The tabular application profile format will normally be viewed as a table or spreadsheet. For use in programs, the table is assumed to be stored as comma-delimited values, or CSV. Many programming languages have functions to accept CSV as an input format. Here is an example of a small profile in both table and CSV formats:

Table format

shapeID shapeLabel propertyID propertyLabel valueShape
courses Course dct:title Course name
dct:description Course description
sdo:instructor Tutor tutors
tutors Tutor foaf:mailbox Email
foaf:accountName User name

CSV format

shapeID,shapeLabel,propertyID,propertyLabel,valueShape
courses,Course,dct:title,Course name,
,,dct:description,Course description,
,,sdo:instructor,Tutor,tutors
tutors,Tutor,foaf:mailbox,Email,
,,foaf:accountName,User name,

Note that CSV is not the only possible format; tables can often be saved in other tabular formats such as tab-delimited values.

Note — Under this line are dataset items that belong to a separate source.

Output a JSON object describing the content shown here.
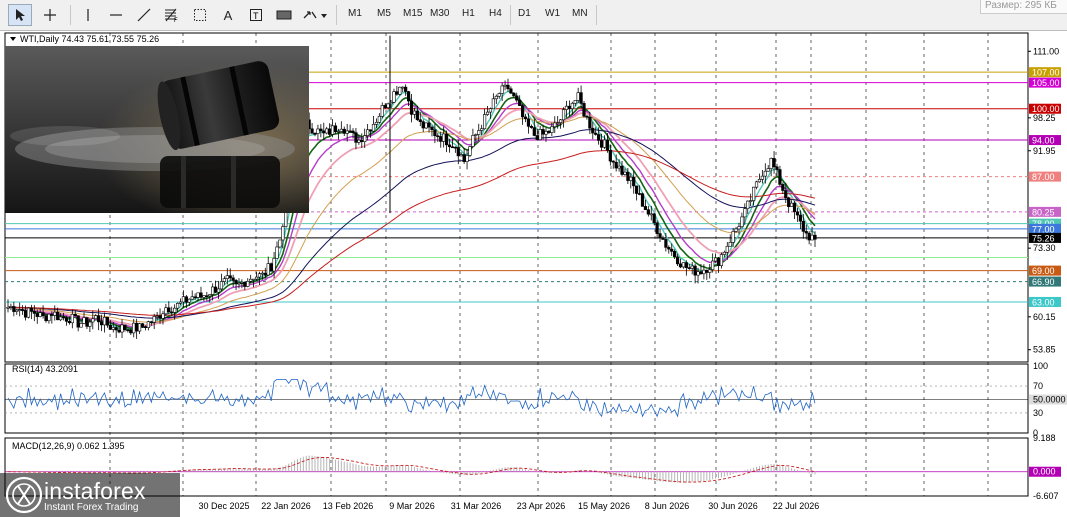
{
  "toolbar": {
    "timeframes": [
      "M1",
      "M5",
      "M15",
      "M30",
      "H1",
      "H4",
      "D1",
      "W1",
      "MN"
    ],
    "tools": [
      "cursor-icon",
      "crosshair-icon",
      "vertical-line-icon",
      "horizontal-line-icon",
      "trend-line-icon",
      "fibonacci-icon",
      "channel-icon",
      "text-icon",
      "label-icon",
      "rectangle-icon",
      "arrows-icon"
    ],
    "size_label": "Размер: 295 КБ"
  },
  "chart": {
    "header": "WTI,Daily  74.43 75.61 73.55 75.26",
    "rsi_label": "RSI(14) 43.2091",
    "macd_label": "MACD(12,26,9) 0.062 1.395",
    "logo_name": "instaforex",
    "logo_tag": "Instant Forex Trading",
    "colors": {
      "candle": "#000000",
      "sma200": "#c81e1e",
      "sma100": "#14145a",
      "ema50": "#d2a050",
      "ema20_pink": "#f0a0b4",
      "ema14_violet": "#b43cc8",
      "ema9_green": "#146414",
      "ema5_teal": "#50c8b4"
    }
  },
  "chart_data": [
    {
      "type": "line",
      "title": "WTI,Daily",
      "x_ticks": [
        "30 Dec 2025",
        "22 Jan 2026",
        "13 Feb 2026",
        "9 Mar 2026",
        "31 Mar 2026",
        "23 Apr 2026",
        "15 May 2026",
        "8 Jun 2026",
        "30 Jun 2026",
        "22 Jul 2026"
      ],
      "y_ticks": [
        "111.00",
        "98.25",
        "91.95",
        "73.30",
        "60.15",
        "53.85"
      ],
      "ylim": [
        51.5,
        114.5
      ],
      "ohlc_last": {
        "open": 74.43,
        "high": 75.61,
        "low": 73.55,
        "close": 75.26
      },
      "levels": [
        {
          "value": 107.0,
          "label": "107.00",
          "color": "#c8a000"
        },
        {
          "value": 105.0,
          "label": "105.00",
          "color": "#d200d2"
        },
        {
          "value": 100.0,
          "label": "100.00",
          "color": "#c80000"
        },
        {
          "value": 94.0,
          "label": "94.00",
          "color": "#b400b4"
        },
        {
          "value": 87.0,
          "label": "87.00",
          "color": "#f08080"
        },
        {
          "value": 80.25,
          "label": "80.25",
          "color": "#c864c8"
        },
        {
          "value": 78.0,
          "label": "78.00",
          "color": "#50c8b4"
        },
        {
          "value": 77.0,
          "label": "77.00",
          "color": "#3c78dc"
        },
        {
          "value": 75.26,
          "label": "75.26",
          "color": "#000000"
        },
        {
          "value": 71.5,
          "label": "",
          "color": "#90ee90"
        },
        {
          "value": 69.0,
          "label": "69.00",
          "color": "#c85a14"
        },
        {
          "value": 66.9,
          "label": "66.90",
          "color": "#327878"
        },
        {
          "value": 63.0,
          "label": "63.00",
          "color": "#3cc8c8"
        }
      ],
      "close_approx": [
        62,
        62,
        61,
        61,
        60,
        61,
        60,
        60,
        59,
        59,
        60,
        59,
        58,
        58,
        58,
        58,
        59,
        60,
        62,
        62,
        63,
        64,
        64,
        65,
        66,
        67,
        66,
        67,
        68,
        68,
        70,
        75,
        85,
        94,
        97,
        96,
        95,
        96,
        97,
        95,
        94,
        96,
        98,
        101,
        103,
        105,
        100,
        97,
        96,
        95,
        94,
        93,
        90,
        94,
        97,
        100,
        103,
        104,
        101,
        97,
        95,
        95,
        96,
        98,
        101,
        102,
        98,
        95,
        93,
        90,
        88,
        86,
        83,
        80,
        77,
        74,
        72,
        70,
        69,
        69,
        70,
        71,
        74,
        77,
        80,
        84,
        88,
        90,
        86,
        82,
        79,
        76,
        75
      ]
    },
    {
      "type": "line",
      "title": "RSI(14) 43.2091",
      "ylim": [
        0,
        100
      ],
      "y_ticks": [
        "100",
        "70",
        "50.0000",
        "30",
        "0"
      ],
      "levels": [
        70,
        50,
        30
      ]
    },
    {
      "type": "bar",
      "title": "MACD(12,26,9) 0.062 1.395",
      "y_ticks": [
        "9.188",
        "0.000",
        "-6.607"
      ],
      "ylim": [
        -6.607,
        9.188
      ]
    }
  ]
}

The TAP is designed to be compatible with the CSV standard but is not limited to that.

Namespace declarations

When using IRIs as identifiers in the cells of a tabular profile it is common to shorten the IRI by providing a local name (a prefix) that represents the base of the identifier (a namespace), such that:

dct:subject = http://purl.org/dc/terms/subject
foaf:name = http://xmlns.com/foaf/0.1/name

Although there are some conventions of short names for frequently used vocabularies, it is always preferable to provide users of your data with your chosen practice so that expansion of the shortened IRIs will be correct. The actual format of the declaration of prefix and namespace varies by programming language although the basic content does not vary. A table could accompany the tabular profile with the basic information, and applications processing the profile could incorporate this information in the format they require. The proposed format for a table of prefixes and namespaces is:

prefix namespace
foaf http://xmlns.com/foaf/0.1/
dct http://purl.org/dc/terms/

Other methods may be used to convey this essential information in a way that is compatible with your expected programming environment.

For correct interpretation of the tabular profile it is recommended that this information be made available with the profile.